The house has a lot of old appliances too and things are breaking faster than we can replace or fix them. Although the inspector’s report said the house is solid, it feels like everything is held together with duct tape. The previous owners was a fix-it-yourself guy and things are patched together. On the positive side, I am learning a lot of new vocabulary; words like: flashing, epoxy and p-trap. I’ve actually used the Santa Rosa Tool Library. I checked out an Orbital Sander and made a big mess resurfacing the butcher block kitchen island. 
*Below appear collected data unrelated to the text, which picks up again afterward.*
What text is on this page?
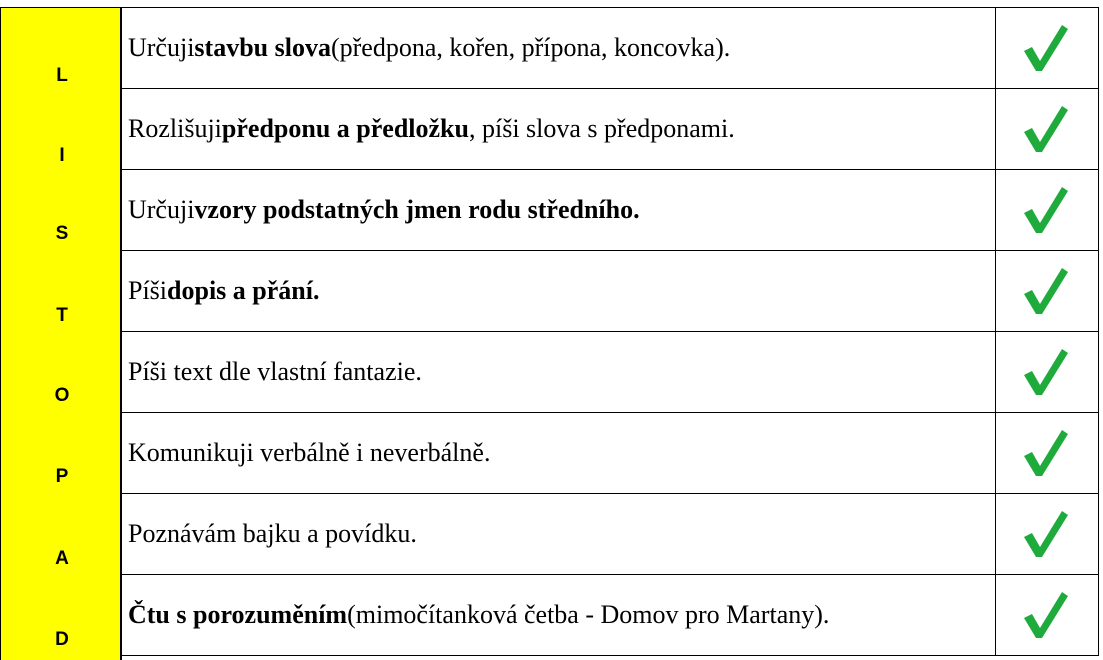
L
I
S
T
O
P
A
D
Určuji stavbu slova (předpona, kořen, přípona, koncovka).
Rozlišuji předponu a předložku , píši slova s předponami.
Určuji vzory podstatných jmen rodu středního.
Píši dopis a přání.
Píši text dle vlastní fantazie.
Komunikuji verbálně i neverbálně.
Poznávám bajku a povídku.
Čtu s porozuměním (mimočítanková četba - Domov pro Martany).
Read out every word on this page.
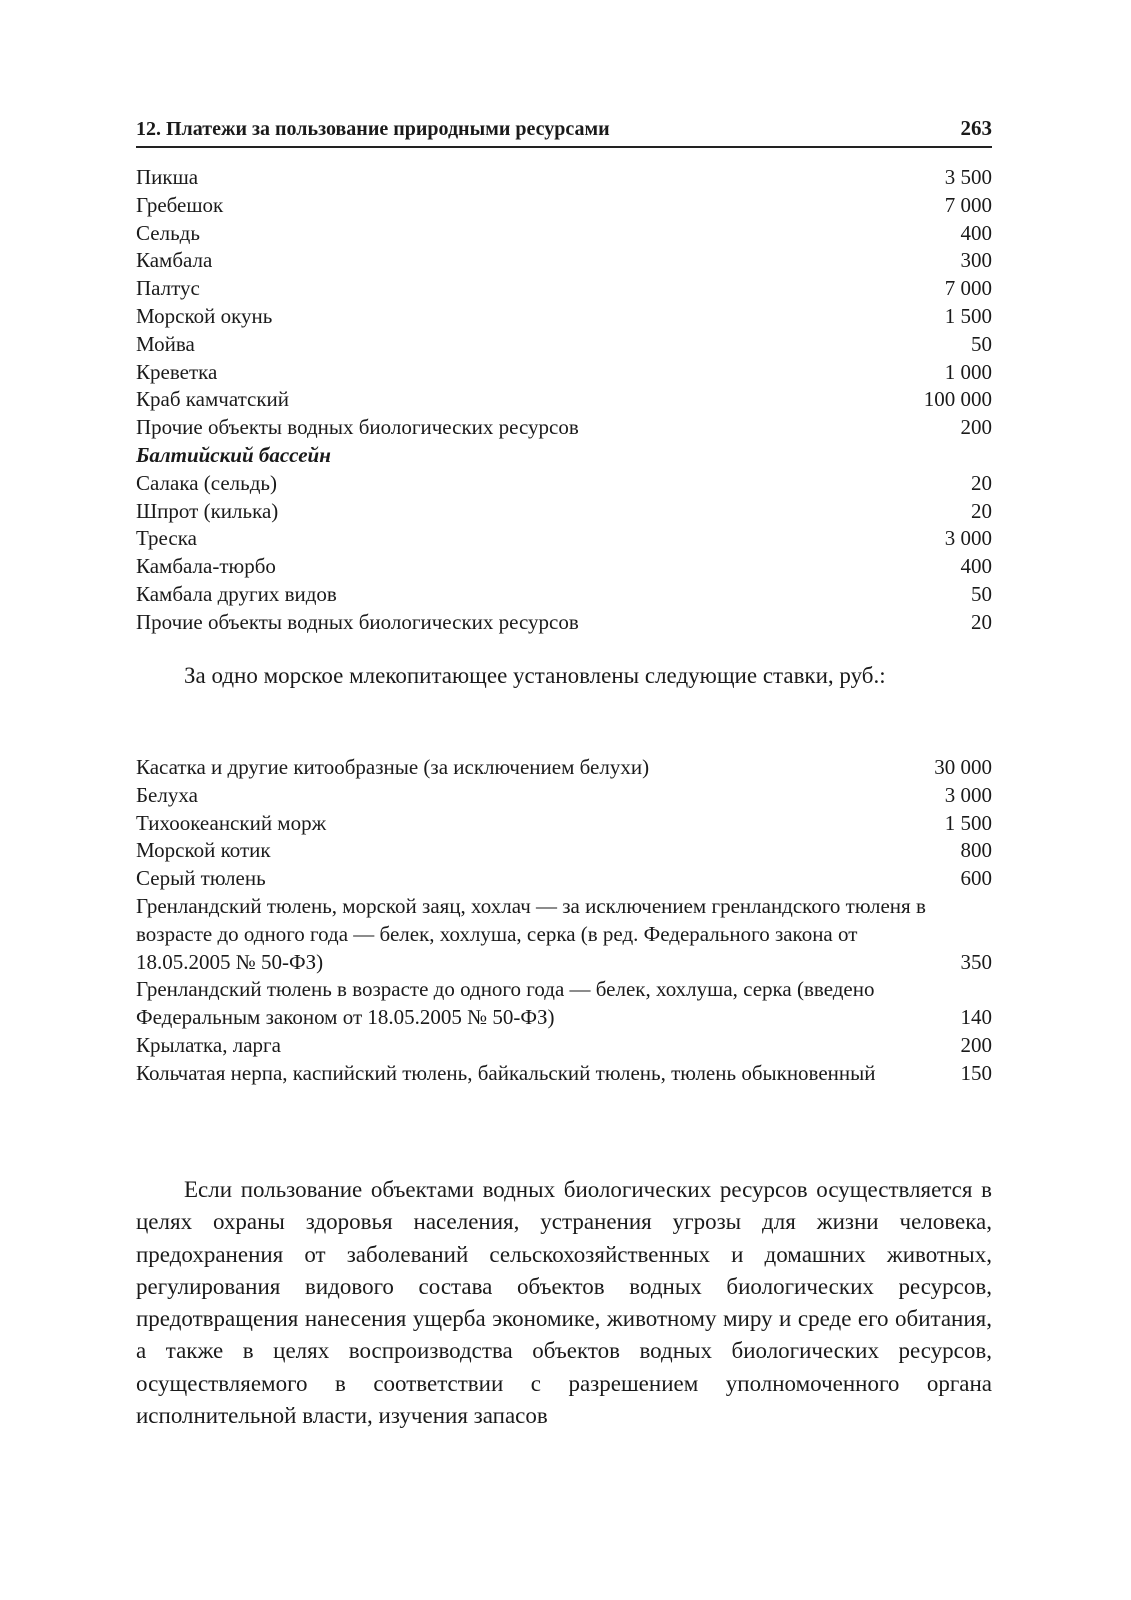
12. Платежи за пользование природными ресурсами	263
Пикша	3 500
Гребешок	7 000
Сельдь	400
Камбала	300
Палтус	7 000
Морской окунь	1 500
Мойва	50
Креветка	1 000
Краб камчатский	100 000
Прочие объекты водных биологических ресурсов	200
Балтийский бассейн
Салака (сельдь)	20
Шпрот (килька)	20
Треска	3 000
Камбала-тюрбо	400
Камбала других видов	50
Прочие объекты водных биологических ресурсов	20

За одно морское млекопитающее установлены следующие ставки, руб.:

Касатка и другие китообразные (за исключением белухи)	30 000
Белуха	3 000
Тихоокеанский морж	1 500
Морской котик	800
Серый тюлень	600
Гренландский тюлень, морской заяц, хохлач — за исключением гренландского тюленя в возрасте до одного года — белек, хохлуша, серка (в ред. Федерального закона от 18.05.2005 № 50-ФЗ)	350
Гренландский тюлень в возрасте до одного года — белек, хохлуша, серка (введено Федеральным законом от 18.05.2005 № 50-ФЗ)	140
Крылатка, ларга	200
Кольчатая нерпа, каспийский тюлень, байкальский тюлень, тюлень обыкновенный	150

Если пользование объектами водных биологических ресурсов осуществляется в целях охраны здоровья населения, устранения угрозы для жизни человека, предохранения от заболеваний сельскохозяйственных и домашних животных, регулирования видового состава объектов водных биологических ресурсов, предотвращения нанесения ущерба экономике, животному миру и среде его обитания, а также в целях воспроизводства объектов водных биологических ресурсов, осуществляемого в соответствии с разрешением уполномоченного органа исполнительной власти, изучения запасов
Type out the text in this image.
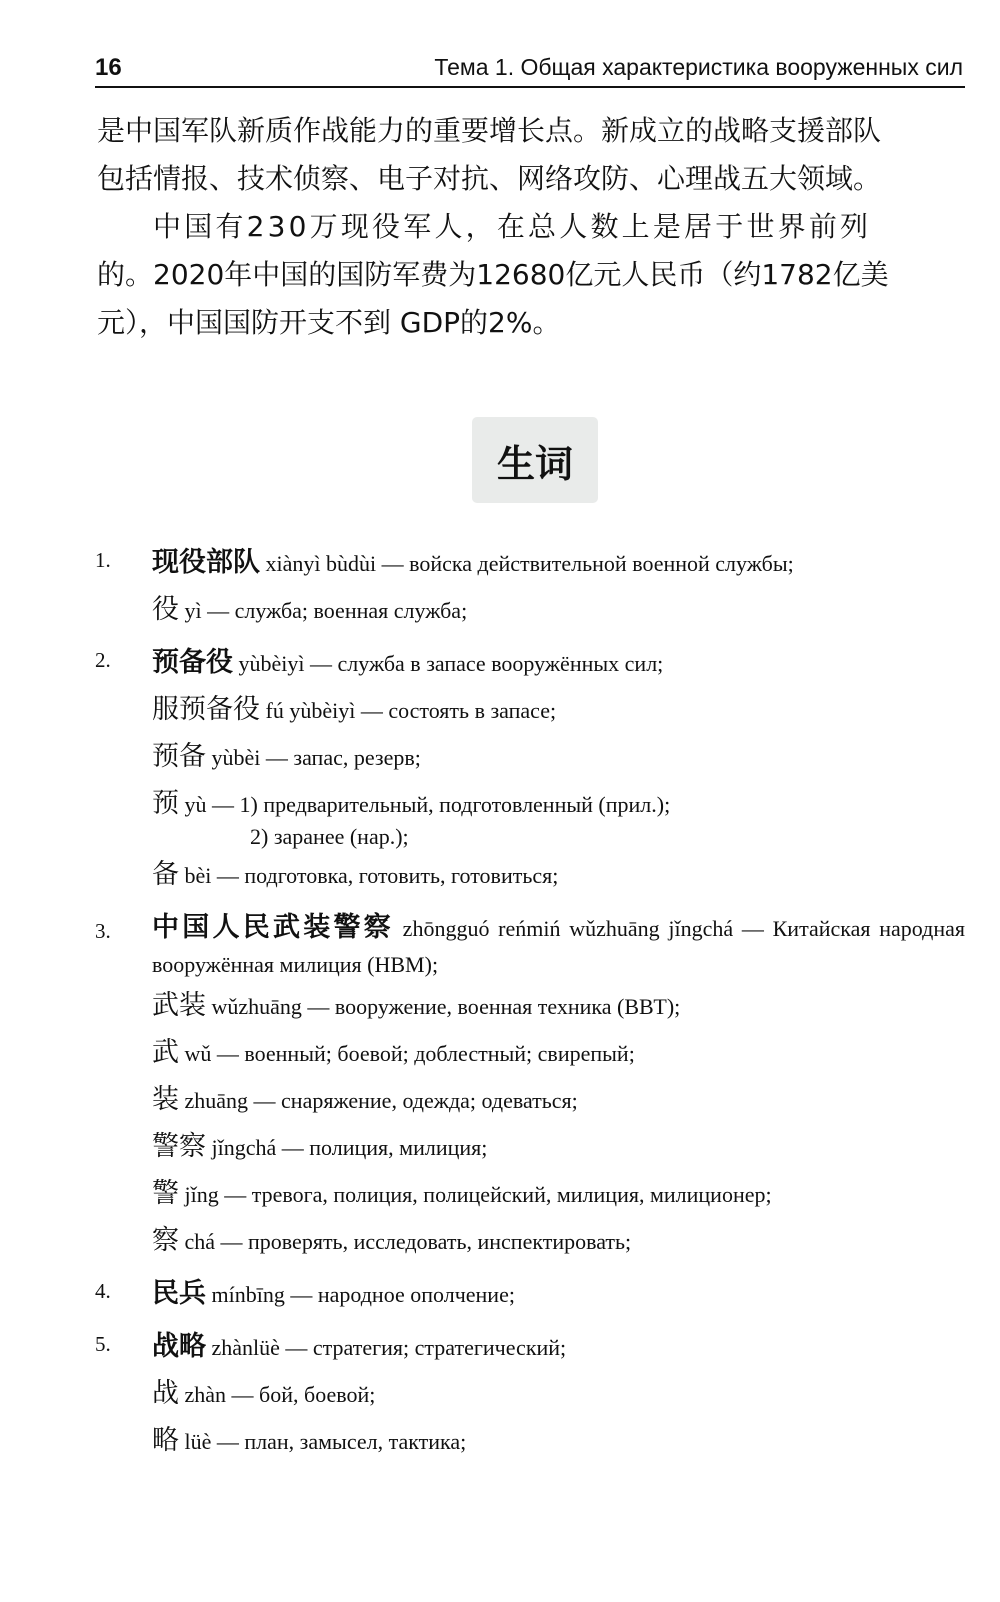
16	Тема 1. Общая характеристика вооруженных сил
是中国军队新质作战能力的重要增长点。新成立的战略支援部队
包括情报、技术侦察、电子对抗、网络攻防、心理战五大领域。
中国有230万现役军人，在总人数上是居于世界前列
的。2020年中国的国防军费为12680亿元人民币（约1782亿美
元），中国国防开支不到 GDP的2%。
生词
1. 现役部队 xiànyì bùdùi — войска действительной военной службы;
役 yì — служба; военная служба;
2. 预备役 yùbèiyì — служба в запасе вооружённых сил;
服预备役 fú yùbèiyì — состоять в запасе;
预备 yùbèi — запас, резерв;
预 yù — 1) предварительный, подготовленный (прил.);
2) заранее (нар.);
备 bèi — подготовка, готовить, готовиться;
3. 中国人民武装警察 zhōngguó reńmiń wǔzhuāng jǐngchá — Китайская народная вооружённая милиция (НВМ);
武装 wǔzhuāng — вооружение, военная техника (ВВТ);
武 wǔ — военный; боевой; доблестный; свирепый;
装 zhuāng — снаряжение, одежда; одеваться;
警察 jǐngchá — полиция, милиция;
警 jǐng — тревога, полиция, полицейский, милиция, милиционер;
察 chá — проверять, исследовать, инспектировать;
4. 民兵 mínbīng — народное ополчение;
5. 战略 zhànlüè — стратегия; стратегический;
战 zhàn — бой, боевой;
略 lüè — план, замысел, тактика;
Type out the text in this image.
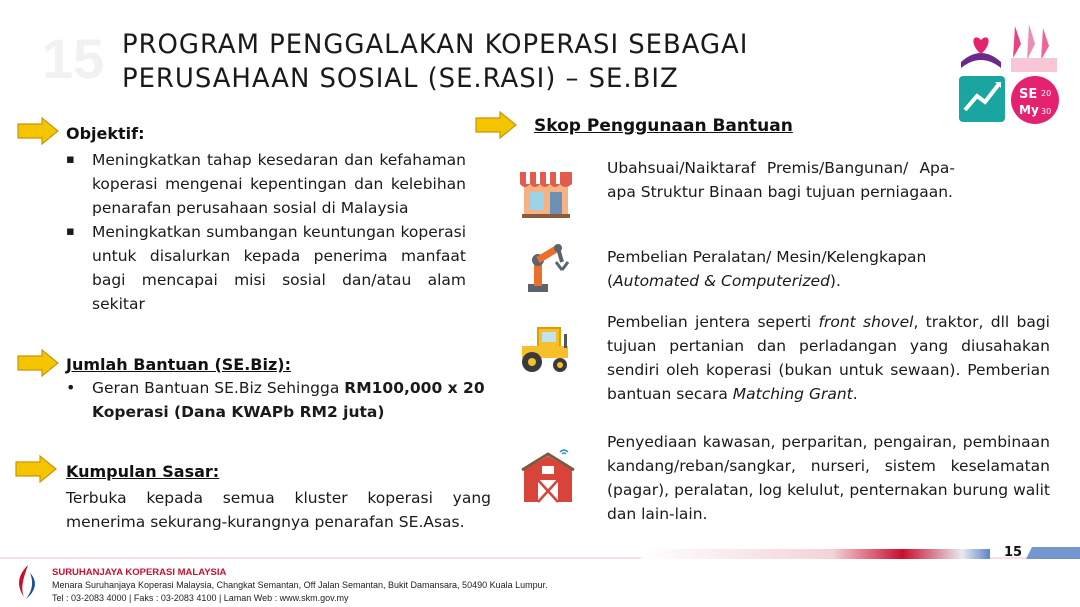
15 PROGRAM PENGGALAKAN KOPERASI SEBAGAI
PERUSAHAAN SOSIAL (SE.RASI) – SE.BIZ
SE 20
My 30
Objektif:
▪ Meningkatkan tahap kesedaran dan kefahaman koperasi mengenai kepentingan dan kelebihan penarafan perusahaan sosial di Malaysia
▪ Meningkatkan sumbangan keuntungan koperasi untuk disalurkan kepada penerima manfaat bagi mencapai misi sosial dan/atau alam sekitar
Jumlah Bantuan (SE.Biz):
• Geran Bantuan SE.Biz Sehingga RM100,000 x 20 Koperasi (Dana KWAPb RM2 juta)
Kumpulan Sasar:
Terbuka kepada semua kluster koperasi yang menerima sekurang-kurangnya penarafan SE.Asas.
Skop Penggunaan Bantuan
Ubahsuai/Naiktaraf Premis/Bangunan/ Apa-apa Struktur Binaan bagi tujuan perniagaan.
Pembelian Peralatan/ Mesin/Kelengkapan (Automated & Computerized).
Pembelian jentera seperti front shovel, traktor, dll bagi tujuan pertanian dan perladangan yang diusahakan sendiri oleh koperasi (bukan untuk sewaan). Pemberian bantuan secara Matching Grant.
Penyediaan kawasan, perparitan, pengairan, pembinaan kandang/reban/sangkar, nurseri, sistem keselamatan (pagar), peralatan, log kelulut, penternakan burung walit dan lain-lain.
15
SURUHANJAYA KOPERASI MALAYSIA
Menara Suruhanjaya Koperasi Malaysia, Changkat Semantan, Off Jalan Semantan, Bukit Damansara, 50490 Kuala Lumpur.
Tel : 03-2083 4000 | Faks : 03-2083 4100 | Laman Web : www.skm.gov.my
I suppose I am suffering from "decision fatigue". This is the home in which we plan to grow old and these projects are things we will use daily for decades. You want to get it right. Eight weeks ago our bathroom contractor said "just find a toilet and a sink." But a bathroom, no matter how small, has a sink, faucet, toilet, flooring, baseboard, paint, lights, and eventually towel rack, toilet paper holder, mirror and storage. Starting to look for these items will take you down aisles of Home Dept you never knew existed. Your neck hurts from looking up at displays - rows of faucets mounted 6-12 feet above you. There are limitations to the size of what will fit into what is about the the size of an airplane lavatory.  Toilets come in so many shapes and sizes, flushing technology, water usage, seat height and length - and prices!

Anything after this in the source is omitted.